Best Activities in January
Top things to do during your visit
January's the only month you can photograph the 100 m (328 ft) underground platforms without a cloud of summer humidity fogging your lens. The chandeliers in Yonggwang Station throw sharper reflections off the polished granite, and the 1970s carriage heaters run, so you can ride the full 16-stop line without freezing. Guides let you linger longer because there are no queues of Chinese tourists blocking the mosaics.
The 300 bronze busts on Mount Taesong poke through powder like a stone army. January snow muffles the usual loudspeaker propaganda, so the only sound is your boots squeaking on packed snow while red flags snap overhead. The 3 km (1.9 mi) climb warms you fast. At the summit the view across the frozen Taedong to the Ryugyong Hotel is the single best panorama in the city, and you'll have it alone.

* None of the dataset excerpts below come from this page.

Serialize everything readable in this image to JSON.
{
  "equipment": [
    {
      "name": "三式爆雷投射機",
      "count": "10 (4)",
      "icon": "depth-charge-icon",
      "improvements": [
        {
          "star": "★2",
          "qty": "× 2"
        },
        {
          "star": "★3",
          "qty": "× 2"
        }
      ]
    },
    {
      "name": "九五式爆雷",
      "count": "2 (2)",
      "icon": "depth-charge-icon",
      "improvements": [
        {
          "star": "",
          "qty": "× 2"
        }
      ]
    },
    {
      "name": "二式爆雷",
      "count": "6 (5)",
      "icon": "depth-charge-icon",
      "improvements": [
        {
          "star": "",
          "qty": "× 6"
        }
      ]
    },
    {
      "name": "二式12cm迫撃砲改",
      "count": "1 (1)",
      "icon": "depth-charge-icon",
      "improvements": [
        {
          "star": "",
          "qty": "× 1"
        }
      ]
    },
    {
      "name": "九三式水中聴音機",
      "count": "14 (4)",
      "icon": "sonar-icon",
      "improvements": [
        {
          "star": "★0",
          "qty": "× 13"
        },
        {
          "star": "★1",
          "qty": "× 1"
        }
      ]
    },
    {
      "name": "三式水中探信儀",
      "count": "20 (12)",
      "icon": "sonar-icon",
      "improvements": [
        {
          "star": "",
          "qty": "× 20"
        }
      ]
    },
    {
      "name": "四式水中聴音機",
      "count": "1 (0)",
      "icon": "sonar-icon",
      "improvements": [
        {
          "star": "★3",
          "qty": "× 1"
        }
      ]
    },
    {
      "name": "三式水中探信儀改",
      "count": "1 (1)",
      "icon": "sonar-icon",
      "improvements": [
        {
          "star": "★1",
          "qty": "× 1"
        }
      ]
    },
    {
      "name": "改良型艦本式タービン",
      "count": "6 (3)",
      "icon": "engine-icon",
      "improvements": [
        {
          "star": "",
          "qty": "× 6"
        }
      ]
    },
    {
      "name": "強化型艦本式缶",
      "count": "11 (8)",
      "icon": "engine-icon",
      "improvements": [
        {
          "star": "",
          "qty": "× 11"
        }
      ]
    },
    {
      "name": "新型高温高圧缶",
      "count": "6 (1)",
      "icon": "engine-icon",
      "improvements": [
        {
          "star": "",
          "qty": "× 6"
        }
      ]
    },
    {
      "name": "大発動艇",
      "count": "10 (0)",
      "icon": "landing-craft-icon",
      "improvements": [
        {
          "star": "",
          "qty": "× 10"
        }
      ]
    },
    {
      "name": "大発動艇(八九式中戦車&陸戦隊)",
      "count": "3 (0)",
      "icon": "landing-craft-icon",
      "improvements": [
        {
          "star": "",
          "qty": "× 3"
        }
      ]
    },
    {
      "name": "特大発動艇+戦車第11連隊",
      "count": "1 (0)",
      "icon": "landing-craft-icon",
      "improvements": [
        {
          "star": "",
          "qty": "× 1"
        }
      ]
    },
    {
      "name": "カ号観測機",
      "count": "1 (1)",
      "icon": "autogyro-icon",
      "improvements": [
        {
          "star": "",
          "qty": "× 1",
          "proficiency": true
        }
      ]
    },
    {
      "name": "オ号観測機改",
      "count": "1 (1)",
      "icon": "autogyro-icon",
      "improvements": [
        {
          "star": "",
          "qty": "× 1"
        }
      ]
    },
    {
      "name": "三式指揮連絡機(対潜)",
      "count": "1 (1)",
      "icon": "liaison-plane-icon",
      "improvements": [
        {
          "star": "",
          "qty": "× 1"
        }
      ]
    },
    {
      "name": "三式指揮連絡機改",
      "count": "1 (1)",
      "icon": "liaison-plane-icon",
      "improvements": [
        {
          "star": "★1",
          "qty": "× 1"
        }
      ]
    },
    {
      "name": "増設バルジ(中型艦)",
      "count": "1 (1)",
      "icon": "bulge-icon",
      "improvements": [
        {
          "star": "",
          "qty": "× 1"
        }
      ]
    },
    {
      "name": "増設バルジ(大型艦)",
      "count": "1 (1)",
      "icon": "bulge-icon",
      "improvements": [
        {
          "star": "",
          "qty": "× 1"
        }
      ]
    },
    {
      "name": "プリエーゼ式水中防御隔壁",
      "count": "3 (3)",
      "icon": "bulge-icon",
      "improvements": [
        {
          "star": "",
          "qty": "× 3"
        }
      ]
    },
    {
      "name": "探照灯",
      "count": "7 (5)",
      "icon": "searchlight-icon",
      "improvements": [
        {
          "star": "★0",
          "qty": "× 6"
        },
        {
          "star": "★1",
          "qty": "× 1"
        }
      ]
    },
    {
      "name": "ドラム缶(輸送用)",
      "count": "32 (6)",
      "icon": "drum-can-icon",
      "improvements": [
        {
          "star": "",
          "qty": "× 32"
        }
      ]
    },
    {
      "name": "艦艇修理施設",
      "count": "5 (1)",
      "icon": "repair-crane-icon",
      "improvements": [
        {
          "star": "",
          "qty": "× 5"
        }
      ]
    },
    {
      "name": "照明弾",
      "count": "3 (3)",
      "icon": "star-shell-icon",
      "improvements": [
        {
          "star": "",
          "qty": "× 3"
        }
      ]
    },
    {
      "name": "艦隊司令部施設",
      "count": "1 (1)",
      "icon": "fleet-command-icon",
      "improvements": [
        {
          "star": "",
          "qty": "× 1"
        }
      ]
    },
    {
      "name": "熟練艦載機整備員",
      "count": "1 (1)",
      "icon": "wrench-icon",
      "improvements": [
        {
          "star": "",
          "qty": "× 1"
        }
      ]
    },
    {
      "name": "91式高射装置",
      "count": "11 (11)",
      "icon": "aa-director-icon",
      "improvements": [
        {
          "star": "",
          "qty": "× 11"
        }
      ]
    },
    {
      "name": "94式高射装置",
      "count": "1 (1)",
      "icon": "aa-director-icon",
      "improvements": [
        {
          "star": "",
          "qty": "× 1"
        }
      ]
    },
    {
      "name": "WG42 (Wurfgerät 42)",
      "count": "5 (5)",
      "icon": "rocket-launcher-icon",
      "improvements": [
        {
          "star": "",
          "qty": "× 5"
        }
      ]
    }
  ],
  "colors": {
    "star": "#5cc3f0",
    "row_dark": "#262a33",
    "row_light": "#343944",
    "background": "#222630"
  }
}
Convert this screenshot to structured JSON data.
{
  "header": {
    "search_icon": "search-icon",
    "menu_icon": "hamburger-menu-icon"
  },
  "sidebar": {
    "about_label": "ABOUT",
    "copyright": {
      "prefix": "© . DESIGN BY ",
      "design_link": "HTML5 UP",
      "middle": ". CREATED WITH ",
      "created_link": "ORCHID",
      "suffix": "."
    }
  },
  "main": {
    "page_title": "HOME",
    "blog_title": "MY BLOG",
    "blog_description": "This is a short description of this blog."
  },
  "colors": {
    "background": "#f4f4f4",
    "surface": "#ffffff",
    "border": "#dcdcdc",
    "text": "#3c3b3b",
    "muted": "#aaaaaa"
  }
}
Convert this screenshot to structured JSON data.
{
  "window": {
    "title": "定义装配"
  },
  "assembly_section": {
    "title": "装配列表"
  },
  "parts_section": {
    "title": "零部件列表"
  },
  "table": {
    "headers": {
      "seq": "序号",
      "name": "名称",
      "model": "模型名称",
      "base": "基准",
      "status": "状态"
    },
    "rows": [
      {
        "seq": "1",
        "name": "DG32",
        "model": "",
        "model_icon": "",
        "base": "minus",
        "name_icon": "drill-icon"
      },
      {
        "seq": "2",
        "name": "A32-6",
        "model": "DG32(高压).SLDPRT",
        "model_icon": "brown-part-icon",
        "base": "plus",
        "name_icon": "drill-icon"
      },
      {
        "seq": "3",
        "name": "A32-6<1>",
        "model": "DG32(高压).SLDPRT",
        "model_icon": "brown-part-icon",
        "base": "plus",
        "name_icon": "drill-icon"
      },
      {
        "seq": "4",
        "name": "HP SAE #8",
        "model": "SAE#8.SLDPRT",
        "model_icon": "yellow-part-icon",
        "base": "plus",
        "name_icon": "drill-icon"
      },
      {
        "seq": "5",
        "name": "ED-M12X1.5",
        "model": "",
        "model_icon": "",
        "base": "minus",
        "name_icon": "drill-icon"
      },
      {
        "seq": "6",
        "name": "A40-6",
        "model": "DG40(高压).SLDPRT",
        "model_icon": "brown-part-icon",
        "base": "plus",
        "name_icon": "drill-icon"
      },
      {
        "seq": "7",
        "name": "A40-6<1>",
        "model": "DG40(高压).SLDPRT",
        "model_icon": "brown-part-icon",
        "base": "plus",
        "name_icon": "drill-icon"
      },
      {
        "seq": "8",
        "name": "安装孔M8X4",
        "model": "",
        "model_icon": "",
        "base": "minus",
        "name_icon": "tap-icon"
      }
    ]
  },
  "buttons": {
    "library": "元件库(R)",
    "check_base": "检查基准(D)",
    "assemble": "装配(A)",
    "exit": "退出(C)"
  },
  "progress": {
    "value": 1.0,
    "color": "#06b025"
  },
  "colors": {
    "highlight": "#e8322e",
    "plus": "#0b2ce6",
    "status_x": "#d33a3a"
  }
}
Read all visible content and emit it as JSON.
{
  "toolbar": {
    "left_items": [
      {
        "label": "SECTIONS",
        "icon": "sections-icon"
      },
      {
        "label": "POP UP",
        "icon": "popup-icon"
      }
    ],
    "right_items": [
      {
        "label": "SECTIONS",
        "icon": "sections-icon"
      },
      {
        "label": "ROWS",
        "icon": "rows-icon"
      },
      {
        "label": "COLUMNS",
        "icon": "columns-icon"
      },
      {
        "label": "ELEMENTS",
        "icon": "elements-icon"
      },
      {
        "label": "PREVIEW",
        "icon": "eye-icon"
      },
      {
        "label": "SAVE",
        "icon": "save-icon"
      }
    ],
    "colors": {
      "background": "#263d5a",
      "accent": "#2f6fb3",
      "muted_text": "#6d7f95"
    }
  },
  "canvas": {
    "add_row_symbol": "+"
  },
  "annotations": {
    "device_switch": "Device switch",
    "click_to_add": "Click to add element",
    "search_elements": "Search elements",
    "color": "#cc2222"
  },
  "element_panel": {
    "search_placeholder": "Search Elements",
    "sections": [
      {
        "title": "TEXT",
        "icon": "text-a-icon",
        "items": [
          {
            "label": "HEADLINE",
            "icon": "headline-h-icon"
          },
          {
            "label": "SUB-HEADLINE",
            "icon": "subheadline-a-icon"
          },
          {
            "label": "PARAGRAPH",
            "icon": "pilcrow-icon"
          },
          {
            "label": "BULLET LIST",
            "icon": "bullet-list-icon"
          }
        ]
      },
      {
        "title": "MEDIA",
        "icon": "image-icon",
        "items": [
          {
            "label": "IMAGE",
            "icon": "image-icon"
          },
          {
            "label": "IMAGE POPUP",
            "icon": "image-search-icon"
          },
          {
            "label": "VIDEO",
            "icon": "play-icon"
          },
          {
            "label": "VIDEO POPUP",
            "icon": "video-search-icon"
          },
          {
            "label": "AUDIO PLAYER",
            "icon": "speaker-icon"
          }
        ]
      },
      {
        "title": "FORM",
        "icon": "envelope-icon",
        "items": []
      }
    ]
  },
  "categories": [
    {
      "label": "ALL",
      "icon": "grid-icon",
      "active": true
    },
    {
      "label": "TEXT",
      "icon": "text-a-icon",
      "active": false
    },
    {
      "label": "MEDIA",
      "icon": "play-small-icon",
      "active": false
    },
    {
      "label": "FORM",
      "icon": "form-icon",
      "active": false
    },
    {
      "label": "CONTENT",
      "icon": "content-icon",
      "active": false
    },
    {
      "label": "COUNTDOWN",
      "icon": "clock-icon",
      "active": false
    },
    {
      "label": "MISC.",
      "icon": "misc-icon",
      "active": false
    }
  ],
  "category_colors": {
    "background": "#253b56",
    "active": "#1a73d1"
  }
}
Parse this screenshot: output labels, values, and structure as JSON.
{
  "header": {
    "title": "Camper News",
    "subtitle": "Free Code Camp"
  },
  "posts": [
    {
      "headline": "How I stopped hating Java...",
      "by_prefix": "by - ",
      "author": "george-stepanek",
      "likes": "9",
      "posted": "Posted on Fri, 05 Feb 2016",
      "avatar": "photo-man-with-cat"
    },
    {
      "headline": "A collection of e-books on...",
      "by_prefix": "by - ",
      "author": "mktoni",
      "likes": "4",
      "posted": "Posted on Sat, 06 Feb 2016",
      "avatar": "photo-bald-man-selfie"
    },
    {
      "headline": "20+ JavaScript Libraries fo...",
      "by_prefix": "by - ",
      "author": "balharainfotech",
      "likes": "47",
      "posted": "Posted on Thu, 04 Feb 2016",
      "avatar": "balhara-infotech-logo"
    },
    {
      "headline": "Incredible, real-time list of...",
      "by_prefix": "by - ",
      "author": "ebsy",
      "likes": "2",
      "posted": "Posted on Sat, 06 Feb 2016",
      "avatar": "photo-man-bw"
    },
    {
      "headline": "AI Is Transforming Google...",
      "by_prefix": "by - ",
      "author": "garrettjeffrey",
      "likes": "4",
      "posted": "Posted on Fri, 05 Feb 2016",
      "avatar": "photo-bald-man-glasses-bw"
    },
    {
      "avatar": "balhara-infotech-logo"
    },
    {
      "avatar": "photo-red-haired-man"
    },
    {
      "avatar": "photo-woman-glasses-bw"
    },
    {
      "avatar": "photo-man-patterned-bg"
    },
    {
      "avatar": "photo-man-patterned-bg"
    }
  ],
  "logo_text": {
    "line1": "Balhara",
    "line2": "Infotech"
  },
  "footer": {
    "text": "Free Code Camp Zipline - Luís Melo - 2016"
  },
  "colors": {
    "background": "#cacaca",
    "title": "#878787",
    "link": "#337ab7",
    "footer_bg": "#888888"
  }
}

Forget whatever image you have of North Korean leisure. The indoor rink beside the Pyongyang Children's Palace is a cathedral of neon and synth-pop where teenagers in matching red scarves race Soviet-era blades to K-pop covers. The ice is resurfaced every 90 minutes, so the 16:00 session is glass-smooth under disco lights. January 16 (Kim Jong Il's official birthday) turns the session into an impromptu mass dance when the PA switches to revolutionary opera.
The farmhouse where Kim Il Sung was born is frozen solid. But the on-site instructors still run outdoor kimchi classes. Hands turn bright red while mixing napa cabbage with chili that steams in the cold air. You'll pack your own jar to take back to the hotel. The fermented tang is sharper in winter because the lactobacilli slow to a crawl. It's the closest you'll get to a North Korean home kitchen.
The Taedong freezes along the edges. But the center channel stays open and the state-run cruise boat still sails at 19:00. From the deck you see Juche Tower lit up like a lightsaber, its torch reflection flickering on black water while ice crackles against the hull. Inside, the dining room serves hot maekju (North Korean beer) that tastes better when the glass frosts over.
Where to Stay in Pyongyang in January
Hand-picked hotels across price tiers for January travellers.
January Events & Festivals
What's happening during your visit
February 16 celebrations start the night before with mass dances on Kim Il Sung Square. Locals in traditional hanbok swirl in perfect concentric circles while the Juche Tower flashes red-white-blue. Foreign visitors are invited to stand inside the outer ring. You'll learn the basic steps in five minutes and nobody minds if you mis-time the bow.